Dr. Insel stressed that the RDoC is not yet a clinical tool but is instead a research framework.
"This is a decade-long project that is just beginning," he said. "Some will see RDoC as an academic exercise divorced from clinical practice. But patients and families should welcome this change as a first step towards 'precision medicine,' the movement that has transformed cancer diagnosis and treatment."
Still Waiting for Biomarkers
In his response statement, Dr. Kupfer noted that the DSM-5 "represents the strongest system currently available" for classifying psychiatric disorders.
"We've been telling patients for several decades that we are waiting for biomarkers. We're still waiting," he said.

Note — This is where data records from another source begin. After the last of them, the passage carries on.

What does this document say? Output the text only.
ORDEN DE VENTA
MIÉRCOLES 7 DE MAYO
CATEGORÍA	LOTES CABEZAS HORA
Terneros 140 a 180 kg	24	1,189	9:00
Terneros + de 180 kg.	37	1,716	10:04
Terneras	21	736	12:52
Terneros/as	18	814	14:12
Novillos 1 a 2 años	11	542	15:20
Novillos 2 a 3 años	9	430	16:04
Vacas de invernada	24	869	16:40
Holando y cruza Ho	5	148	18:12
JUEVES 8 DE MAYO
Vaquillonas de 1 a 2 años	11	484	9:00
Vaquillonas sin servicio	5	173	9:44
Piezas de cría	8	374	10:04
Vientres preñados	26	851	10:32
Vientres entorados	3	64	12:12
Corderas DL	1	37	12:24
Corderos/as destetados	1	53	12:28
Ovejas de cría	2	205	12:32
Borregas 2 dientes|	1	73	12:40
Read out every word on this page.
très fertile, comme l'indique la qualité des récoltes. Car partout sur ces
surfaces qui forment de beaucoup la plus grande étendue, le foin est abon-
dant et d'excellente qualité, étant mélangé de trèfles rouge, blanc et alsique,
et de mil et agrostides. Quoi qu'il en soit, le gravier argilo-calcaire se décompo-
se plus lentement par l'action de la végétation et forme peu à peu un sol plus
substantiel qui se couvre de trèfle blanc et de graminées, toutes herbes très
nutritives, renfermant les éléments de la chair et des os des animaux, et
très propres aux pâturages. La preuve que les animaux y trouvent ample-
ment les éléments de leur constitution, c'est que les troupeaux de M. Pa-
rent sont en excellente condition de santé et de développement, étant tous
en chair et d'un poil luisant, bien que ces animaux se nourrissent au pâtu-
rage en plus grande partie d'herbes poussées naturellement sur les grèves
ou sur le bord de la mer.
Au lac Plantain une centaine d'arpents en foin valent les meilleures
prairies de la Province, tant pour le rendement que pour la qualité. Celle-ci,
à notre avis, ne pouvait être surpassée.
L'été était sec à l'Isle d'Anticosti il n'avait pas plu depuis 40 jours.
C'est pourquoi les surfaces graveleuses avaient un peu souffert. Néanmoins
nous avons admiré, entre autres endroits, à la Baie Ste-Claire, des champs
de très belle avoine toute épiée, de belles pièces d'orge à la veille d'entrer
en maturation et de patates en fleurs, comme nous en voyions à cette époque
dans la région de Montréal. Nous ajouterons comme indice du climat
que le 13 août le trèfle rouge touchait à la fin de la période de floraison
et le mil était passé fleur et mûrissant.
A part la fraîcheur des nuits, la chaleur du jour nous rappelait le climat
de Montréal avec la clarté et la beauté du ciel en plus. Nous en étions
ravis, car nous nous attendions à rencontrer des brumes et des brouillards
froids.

On the other hand, the new manual will act as a guidebook, providing a common language to clinicians while helping them to describe and diagnose their patients.
Dr. Kupfer added that both the APA and the NIMH do agree that more research is needed. Content in the DSM-5's new Section III will encourage future studies, and the RDoC is a part of vital efforts aimed at advancing the collective understanding of mental disorders, he noted.
However, these efforts are not ready yet, "and they cannot supplant DSM-5," said Dr. Kupfer.
"RDoC is a complementary endeavour to move us forward, and its results may someday culminate in the genetic and neuroscience breakthroughs that will revolutionize our field. In the meantime...we are dealing with impairment or tangible suffering and we must respond. Our patients deserve no less."